I am writing this on Tuesday November 6th
2012. Not sure when it will get posted
to my blog as I have been without home internet for quite some time. This past year has been quite a ride. I lost my middle brother at the end of
January and shortly there after began counseling. I found out some very hard things about
myself. I was as much a manipulator as
any other because of the way I learned to deal with hurt and anger. I became a recluse and did not let anyone or
anything in to protect myself but at the same time I manipulated the situation
to make sure I would not get hurt. That
was a hard day for me. I have since also
learned that my family is not necessarily my blood family. I have been blamed for the abuse done to me
in more than one way and so have cut all ties with my immediate family. My church family and friends are much more
family to me. That is a hard thing to
swallow but at the same time it is very comforting to me as well. It hurts to know that I have a dad
that is living but is not my dad and a mom who is blaming me for many things
and is not willing to see past her own hurts and angers to reach out and
help. I pray that some day she will be
able to deal with her own hurt and anger, which she says she does not have, and be able
to live! I am learning to be vulnerable
and to be strong for myself for the first time in my life. This has been a long and hard process but I
can truly say that it is freeing to be able to stand on the other side of some
of the really hard things that I have gone through. To some the “things” that I have dealt with
would be quite trivial to them but to me it was huge. I am thankful for a counselor that has walked
through his own counseling and knows what I was feeling and how hard it was to
walk that road. I still have more to do
and many more things to sort through but wow what a release to be where I am
today compared to one year ago. I have
also been told that I am a pessimist not an optimist. That was a bit hard to swallow and in fact
was a bit of friction for a couple of days, but is also true. I am changing my way of thinking as well as
my outlook on things. For example just
yesterday at work I was the only one in the front office as my co-worker called
in sick. So it makes for quite a busy
day when I am the only one answering two phone line, checking clients in and
out and trying to catch up from the work load of Saturday as well as
yesterday. Just as recent as two months
ago I would have gone to not so good a place and would not have been a pleasant
person to deal with. Yes there where
some times yesterday but for the most part I think I did well. It is little things like this that are mile
markers for me. Again this might be
trivial to others but huge for me. As
the holidays come I would like to check out but this year will be a purposeful
year to really see the day for what it is.

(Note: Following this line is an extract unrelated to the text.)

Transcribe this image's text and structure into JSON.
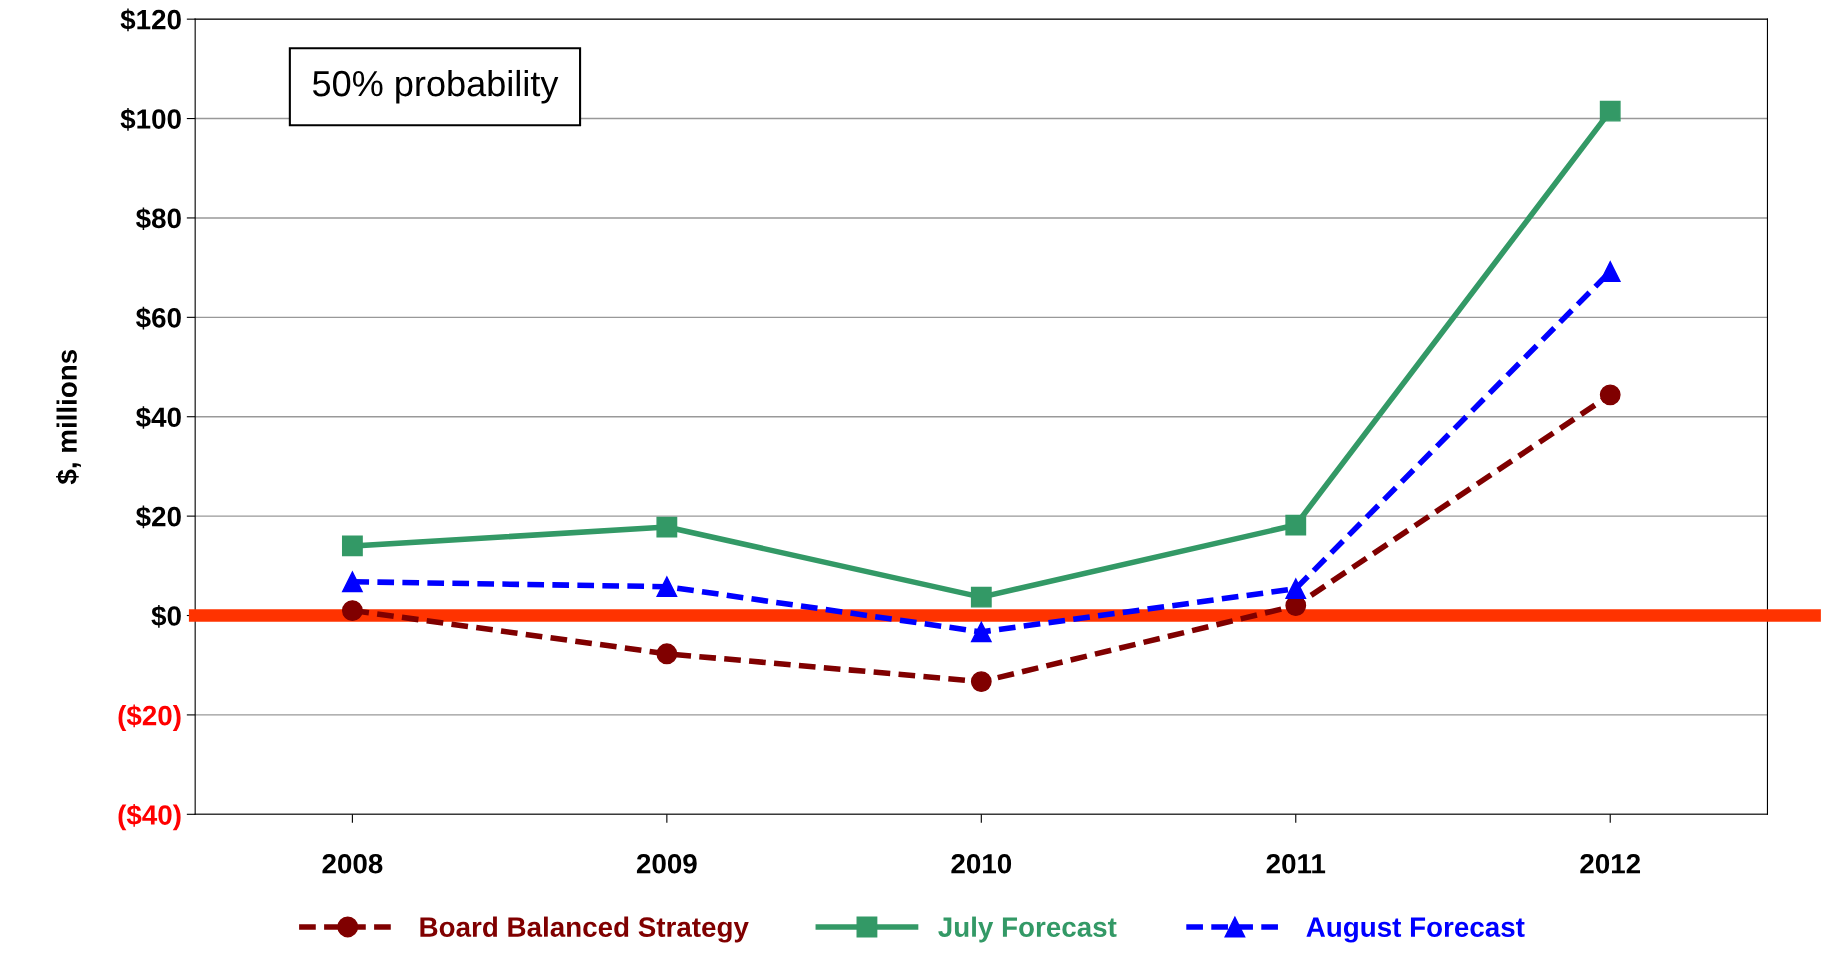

I am daily being thankful for something this month as we are in the
thanksgiving month. Next month is
Christmas and we are celebrating the birth of our savior. This has always been a hard month for me
because of the worldly views. Yes even I
get caught up in the gift giving when I should be and will be this year
overjoyed with the realization that God loves me enough to send his only son to
this earth to be my savior. What a
gift. The gift of life that was given to me through
the baby Jesus! As you can see this has
been quite a journey that is still very much under way. God bless you all!